NorthPoint Communications Group, Inc.
- Founded: 1997; 29 years ago
- Founder: Michael W. Malaga
- Defunct: 2001; 25 years ago
- Fate: Bankruptcy, assets acquired by AT&T
- Headquarters: California
- Key people: Herman Bluestein (Chief Development Officer)
- Number of employees: 506 (1999)
- Website: northpoint.net at the Wayback Machine (archived 2000-06-19)

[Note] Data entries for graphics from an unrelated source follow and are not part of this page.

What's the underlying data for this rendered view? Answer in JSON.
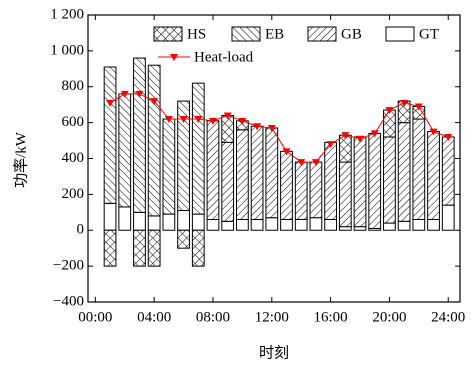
{
  "chart_data": {
    "type": "stacked-bar-line",
    "xlabel": "时刻",
    "ylabel": "功率/kW",
    "x": [
      1,
      2,
      3,
      4,
      5,
      6,
      7,
      8,
      9,
      10,
      11,
      12,
      13,
      14,
      15,
      16,
      17,
      18,
      19,
      20,
      21,
      22,
      23,
      24
    ],
    "xlim": [
      -0.5,
      24.8
    ],
    "xticks": [
      {
        "value": 0,
        "label": "00:00"
      },
      {
        "value": 4,
        "label": "04:00"
      },
      {
        "value": 8,
        "label": "08:00"
      },
      {
        "value": 12,
        "label": "12:00"
      },
      {
        "value": 16,
        "label": "16:00"
      },
      {
        "value": 20,
        "label": "20:00"
      },
      {
        "value": 24,
        "label": "24:00"
      }
    ],
    "ylim": [
      -400,
      1200
    ],
    "yticks": [
      {
        "value": -400,
        "label": "−400"
      },
      {
        "value": -200,
        "label": "−200"
      },
      0,
      200,
      400,
      600,
      800,
      {
        "value": 1000,
        "label": "1 000"
      },
      {
        "value": 1200,
        "label": "1 200"
      }
    ],
    "grid": false,
    "series": [
      {
        "name": "HS",
        "color": "#000000",
        "hatch": "cross",
        "values": [
          -200,
          0,
          -200,
          -200,
          0,
          -100,
          -200,
          0,
          150,
          50,
          0,
          0,
          0,
          0,
          0,
          0,
          150,
          0,
          0,
          150,
          120,
          70,
          0,
          0
        ]
      },
      {
        "name": "EB",
        "color": "#000000",
        "hatch": "back",
        "values": [
          760,
          630,
          860,
          840,
          530,
          610,
          730,
          0,
          0,
          0,
          0,
          0,
          0,
          0,
          0,
          0,
          0,
          0,
          0,
          0,
          0,
          0,
          0,
          0
        ]
      },
      {
        "name": "GB",
        "color": "#000000",
        "hatch": "fwd",
        "values": [
          0,
          0,
          0,
          0,
          0,
          0,
          0,
          550,
          440,
          500,
          520,
          500,
          380,
          320,
          310,
          430,
          360,
          500,
          530,
          480,
          550,
          560,
          490,
          380
        ]
      },
      {
        "name": "GT",
        "color": "#000000",
        "hatch": "none",
        "values": [
          150,
          130,
          100,
          80,
          90,
          110,
          90,
          60,
          50,
          60,
          60,
          70,
          60,
          60,
          70,
          60,
          20,
          20,
          10,
          40,
          50,
          60,
          60,
          140
        ]
      }
    ],
    "line": {
      "name": "Heat-load",
      "color": "#ff0000",
      "values": [
        710,
        760,
        760,
        720,
        620,
        620,
        620,
        610,
        640,
        610,
        580,
        570,
        440,
        380,
        380,
        480,
        530,
        510,
        540,
        670,
        710,
        690,
        550,
        520
      ]
    }
  }
}
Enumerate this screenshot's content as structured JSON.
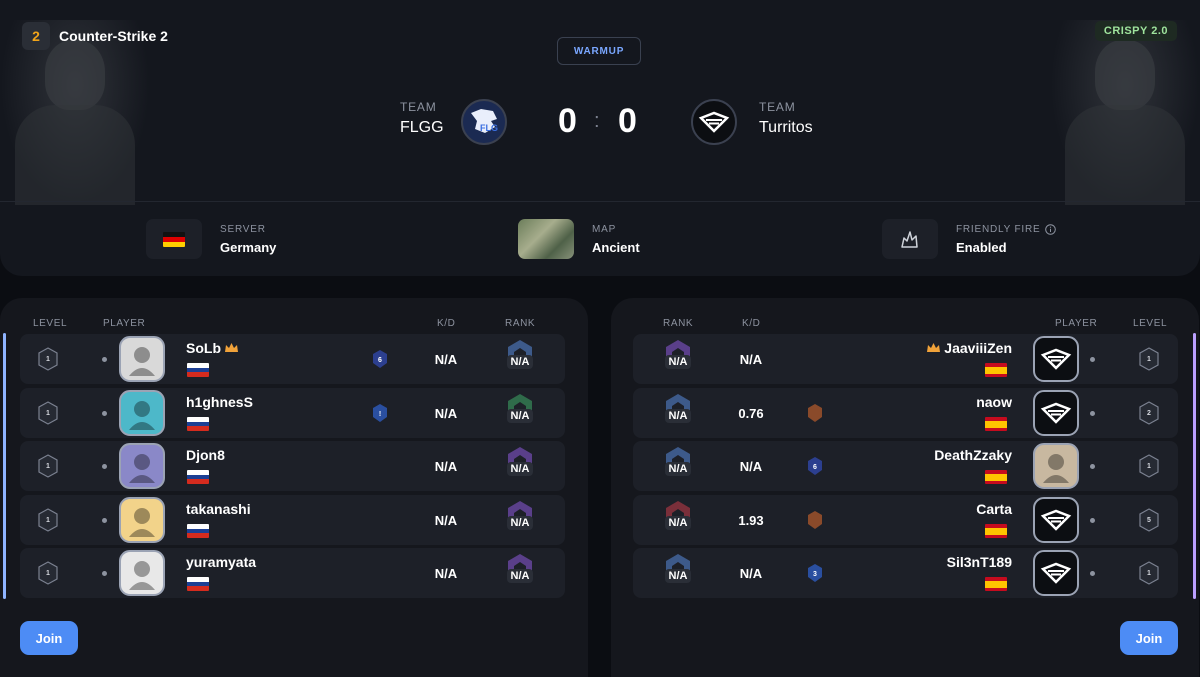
{
  "app": {
    "title": "Counter-Strike 2",
    "logo_text": "2",
    "badge": "CRISPY 2.0"
  },
  "match": {
    "status": "WARMUP",
    "team_label": "TEAM",
    "team_left": {
      "name": "FLGG",
      "score": "0",
      "logo_text": "FLG"
    },
    "team_right": {
      "name": "Turritos",
      "score": "0"
    },
    "separator": ":"
  },
  "info": {
    "server": {
      "label": "SERVER",
      "value": "Germany"
    },
    "map": {
      "label": "MAP",
      "value": "Ancient"
    },
    "friendly_fire": {
      "label": "FRIENDLY FIRE",
      "value": "Enabled"
    }
  },
  "columns": {
    "level": "LEVEL",
    "player": "PLAYER",
    "kd": "K/D",
    "rank": "RANK"
  },
  "colors": {
    "accent": "#4d8cf5",
    "de_black": "#111111",
    "de_red": "#dd0000",
    "de_gold": "#ffce00",
    "ru_white": "#ffffff",
    "ru_blue": "#1c3f94",
    "ru_red": "#d52b1e",
    "es_red": "#c60b1e",
    "es_yellow": "#ffc400"
  },
  "left_players": [
    {
      "level": "1",
      "name": "SoLb",
      "crown": true,
      "kd": "N/A",
      "rank": "N/A",
      "medal": "6"
    },
    {
      "level": "1",
      "name": "h1ghnesS",
      "crown": false,
      "kd": "N/A",
      "rank": "N/A",
      "medal": "!"
    },
    {
      "level": "1",
      "name": "Djon8",
      "crown": false,
      "kd": "N/A",
      "rank": "N/A",
      "medal": ""
    },
    {
      "level": "1",
      "name": "takanashi",
      "crown": false,
      "kd": "N/A",
      "rank": "N/A",
      "medal": ""
    },
    {
      "level": "1",
      "name": "yuramyata",
      "crown": false,
      "kd": "N/A",
      "rank": "N/A",
      "medal": ""
    }
  ],
  "right_players": [
    {
      "level": "1",
      "name": "JaaviiiZen",
      "crown": true,
      "kd": "N/A",
      "rank": "N/A",
      "medal": ""
    },
    {
      "level": "2",
      "name": "naow",
      "crown": false,
      "kd": "0.76",
      "rank": "N/A",
      "medal": ""
    },
    {
      "level": "1",
      "name": "DeathZzaky",
      "crown": false,
      "kd": "N/A",
      "rank": "N/A",
      "medal": "6"
    },
    {
      "level": "5",
      "name": "Carta",
      "crown": false,
      "kd": "1.93",
      "rank": "N/A",
      "medal": ""
    },
    {
      "level": "1",
      "name": "Sil3nT189",
      "crown": false,
      "kd": "N/A",
      "rank": "N/A",
      "medal": "3"
    }
  ],
  "buttons": {
    "join_left": "Join",
    "join_right": "Join"
  }
}
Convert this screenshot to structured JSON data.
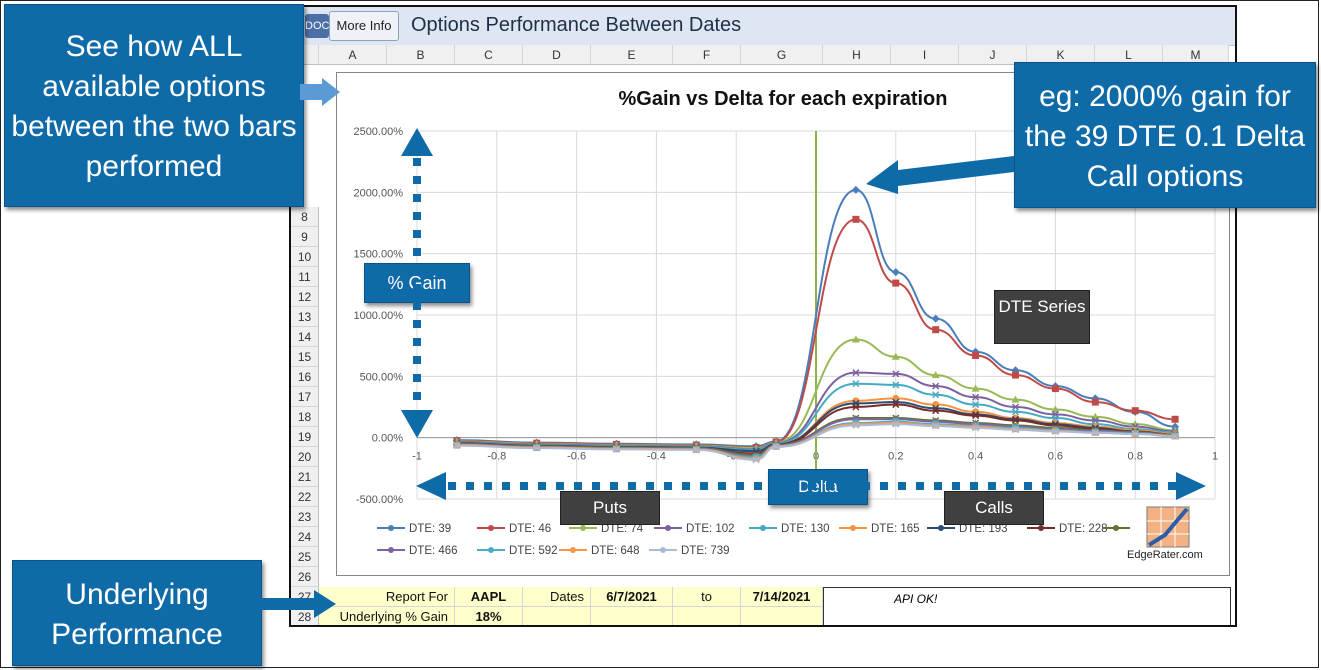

= NorthPoint Communications =

Communications company

NorthPoint Communications Group, Inc. was a competitive local exchange carrier focused on data transmission via digital subscriber lines. The company had relationships with Microsoft, Tandy Corporation, Intel, Verio, Cable & Wireless, Frontier Corporation, Concentric Network, ICG Communications, Enron, Network Plus, and Netopia. The company had investments from The Carlyle Group, Accel Partners, Benchmark, and Greylock Partners.

==History==
The company was founded in 1997 by Michael W. Malaga and 5 other former executives of Metropolitan Fiber Systems.

On May 5, 1999, during the dot-com bubble, the company became a public company via an initial public offering in which it sold 15 million shares at $24 per share, trading under the symbol NPNT on Nasdaq. Malaga, then 34 years old, was worth $300 million on paper.

In September 2000, Verizon agreed to acquire a 55% interest in the company and merge the companies' DSL businesses.

In November 2000, as its customers failed to pay their bills, NorthPoint restated downwards its financial performance for the third quarter of 2000, lowering revenue from $30 million to $24 million. After the earnings restatement, Verizon terminated its acquisition agreement, claiming that a material adverse change had occurred. Northpoint sued Verizon to force it to complete the transaction. The lawsuit was settled out of court in July 2002, with Verizon agreeing to pay $175 million to Northpoint. NorthPoint stated that "it would cut its workforce by 19%, or 248 jobs, to lower expenses after the collapse of its merger with Verizon."

===Bankruptcy===
In January 2001, NorthPoint filed for bankruptcy. Some internet service providers, which faced a disruption in service, blamed the banks for failing to work out a deal to save the company. In March 2001, AT&T Corporation acquired the assets of NorthPoint for $135 million in a liquidation.